Columna de Miguel Guerrero
Como en el resto de América Latina, las fallas del sistema de libre empresa no se derivan entre nosotros exclusivamente de la creciente y brutal injerencia estatal, por más que ésta haya entorpecido en el transcurso de los años su desarrollo y crecimiento. Los defectos de nuestro peculiar régimen de libre mercado se deben también, y en gran medida, al sector privado. Responden a los predominios de grupos, a los oligopolios y castas empresariales que han explotado hasta la saciedad el paternalismo estatal, invocando para su provecho la intervención del gobierno en la economía, a sabiendas de que muchas veces los privilegios trabajaban en contra del propio sistema y de las oportunidades de los demás.
La teoría de la capacidad instalada, señalada tantas veces como una razón de la poca funcionalidad o de la presunta existencia de libertad empresarial, ha sido esgrimida no siempre por el Estado, sino por grupos empresariales para evitar de esta forma la competencia o preservar irritantes concesiones. Y vale peguntar: ¿Cuándo esas concesiones se reflejaron en el mercado, ya sea mediante un mejoramiento de los precios y de la calidad de los productos o mediante un incremento de la oferta?
Es preocupante la tendencia a ver en toda denuncia de la especulación, el enriquecimiento rápido y desmesurado derivado de cierta actividad comercial o empresarial, una actitud contraria a la libre empresa.
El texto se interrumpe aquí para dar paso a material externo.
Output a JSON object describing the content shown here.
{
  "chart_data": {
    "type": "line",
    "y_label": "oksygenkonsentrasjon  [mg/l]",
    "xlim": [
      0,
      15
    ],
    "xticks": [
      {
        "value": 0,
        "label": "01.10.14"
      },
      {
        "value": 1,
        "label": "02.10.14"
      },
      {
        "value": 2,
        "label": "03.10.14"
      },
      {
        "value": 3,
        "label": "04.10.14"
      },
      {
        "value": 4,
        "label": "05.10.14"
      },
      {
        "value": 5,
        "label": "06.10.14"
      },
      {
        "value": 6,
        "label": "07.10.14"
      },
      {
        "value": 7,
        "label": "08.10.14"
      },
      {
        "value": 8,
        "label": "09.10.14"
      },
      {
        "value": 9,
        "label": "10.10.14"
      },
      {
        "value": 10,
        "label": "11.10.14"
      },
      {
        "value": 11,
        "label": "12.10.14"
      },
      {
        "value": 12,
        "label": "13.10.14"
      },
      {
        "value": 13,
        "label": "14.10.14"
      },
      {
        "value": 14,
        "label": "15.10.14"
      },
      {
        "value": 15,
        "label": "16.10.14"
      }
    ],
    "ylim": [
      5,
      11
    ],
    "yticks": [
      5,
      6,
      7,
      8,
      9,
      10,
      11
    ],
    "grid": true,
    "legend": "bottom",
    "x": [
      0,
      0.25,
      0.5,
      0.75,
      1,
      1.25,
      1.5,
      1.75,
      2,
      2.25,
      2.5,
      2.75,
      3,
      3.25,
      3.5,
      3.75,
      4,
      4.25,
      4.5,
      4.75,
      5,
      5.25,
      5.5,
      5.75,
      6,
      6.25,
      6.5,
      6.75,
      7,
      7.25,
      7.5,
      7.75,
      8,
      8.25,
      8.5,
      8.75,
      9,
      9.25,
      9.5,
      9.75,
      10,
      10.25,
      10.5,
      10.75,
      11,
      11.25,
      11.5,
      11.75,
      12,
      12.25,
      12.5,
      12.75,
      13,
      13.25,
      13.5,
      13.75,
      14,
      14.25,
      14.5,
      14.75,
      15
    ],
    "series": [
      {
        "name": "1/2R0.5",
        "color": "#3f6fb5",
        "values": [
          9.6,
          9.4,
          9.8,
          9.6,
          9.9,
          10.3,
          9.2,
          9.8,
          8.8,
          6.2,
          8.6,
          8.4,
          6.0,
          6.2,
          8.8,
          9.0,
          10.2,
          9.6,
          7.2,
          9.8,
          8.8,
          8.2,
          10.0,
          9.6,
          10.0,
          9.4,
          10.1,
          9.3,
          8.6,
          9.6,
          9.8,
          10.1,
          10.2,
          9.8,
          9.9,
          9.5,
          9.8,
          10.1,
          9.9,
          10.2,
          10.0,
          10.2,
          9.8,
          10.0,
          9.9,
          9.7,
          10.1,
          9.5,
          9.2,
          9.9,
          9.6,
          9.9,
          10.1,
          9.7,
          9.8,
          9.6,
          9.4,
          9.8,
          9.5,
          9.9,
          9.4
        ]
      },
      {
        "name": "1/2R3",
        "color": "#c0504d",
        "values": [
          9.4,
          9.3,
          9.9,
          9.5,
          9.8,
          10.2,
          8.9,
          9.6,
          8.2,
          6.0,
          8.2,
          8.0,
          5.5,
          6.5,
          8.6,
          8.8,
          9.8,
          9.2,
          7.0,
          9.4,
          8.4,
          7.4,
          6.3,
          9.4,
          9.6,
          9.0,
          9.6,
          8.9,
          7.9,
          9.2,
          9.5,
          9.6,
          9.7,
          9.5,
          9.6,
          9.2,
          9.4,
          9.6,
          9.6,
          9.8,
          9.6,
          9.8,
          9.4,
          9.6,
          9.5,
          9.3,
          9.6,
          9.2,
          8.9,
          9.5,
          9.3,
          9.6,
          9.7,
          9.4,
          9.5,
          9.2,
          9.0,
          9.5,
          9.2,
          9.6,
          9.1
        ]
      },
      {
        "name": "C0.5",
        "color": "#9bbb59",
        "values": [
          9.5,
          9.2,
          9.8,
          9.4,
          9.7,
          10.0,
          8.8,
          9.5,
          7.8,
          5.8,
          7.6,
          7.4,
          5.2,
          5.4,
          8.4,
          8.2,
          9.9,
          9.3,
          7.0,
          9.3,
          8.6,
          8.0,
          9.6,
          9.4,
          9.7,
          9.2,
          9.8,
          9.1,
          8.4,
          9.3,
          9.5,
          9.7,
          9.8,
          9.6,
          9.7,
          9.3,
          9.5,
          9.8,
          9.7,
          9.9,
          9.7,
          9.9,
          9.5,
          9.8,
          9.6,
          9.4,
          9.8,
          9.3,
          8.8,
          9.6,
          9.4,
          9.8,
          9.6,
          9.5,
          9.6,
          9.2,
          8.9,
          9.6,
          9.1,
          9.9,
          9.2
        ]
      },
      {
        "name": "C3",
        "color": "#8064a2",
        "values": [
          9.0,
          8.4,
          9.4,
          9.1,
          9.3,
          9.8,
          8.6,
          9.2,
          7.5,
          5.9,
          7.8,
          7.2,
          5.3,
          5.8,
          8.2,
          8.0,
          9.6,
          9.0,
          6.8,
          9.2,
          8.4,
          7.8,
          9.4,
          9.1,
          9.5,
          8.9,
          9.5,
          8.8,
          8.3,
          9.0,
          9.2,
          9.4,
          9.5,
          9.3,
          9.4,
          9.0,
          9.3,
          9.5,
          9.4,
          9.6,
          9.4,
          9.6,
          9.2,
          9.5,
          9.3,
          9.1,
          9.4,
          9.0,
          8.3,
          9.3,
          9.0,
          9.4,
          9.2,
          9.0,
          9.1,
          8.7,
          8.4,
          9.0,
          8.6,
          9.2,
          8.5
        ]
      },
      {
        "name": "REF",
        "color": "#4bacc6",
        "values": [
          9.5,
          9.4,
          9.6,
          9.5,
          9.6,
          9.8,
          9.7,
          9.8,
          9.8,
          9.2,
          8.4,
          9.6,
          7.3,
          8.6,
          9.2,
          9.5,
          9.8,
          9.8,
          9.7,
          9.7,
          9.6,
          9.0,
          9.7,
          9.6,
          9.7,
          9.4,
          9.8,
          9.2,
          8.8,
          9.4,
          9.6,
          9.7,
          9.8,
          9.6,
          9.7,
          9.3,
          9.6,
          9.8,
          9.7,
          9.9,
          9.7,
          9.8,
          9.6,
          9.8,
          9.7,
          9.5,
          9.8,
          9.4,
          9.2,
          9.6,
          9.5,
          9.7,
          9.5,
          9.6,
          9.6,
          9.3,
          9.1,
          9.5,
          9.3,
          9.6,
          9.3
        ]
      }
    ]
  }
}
La verdad es que prácticas de esa naturaleza, regulares en nuestro medio, conspiran efectivamente contra un régimen de libre comercio. El error de concepción estriba en considerar la libre empresa sólo como la oportunidad para hacer negocios, y no como todo un conjunto estructural para estimular el desarrollo de la libre iniciativa individual, en condiciones de igualdad para todos los ciudadanos, y garantizar con ello el derecho de los consumidores.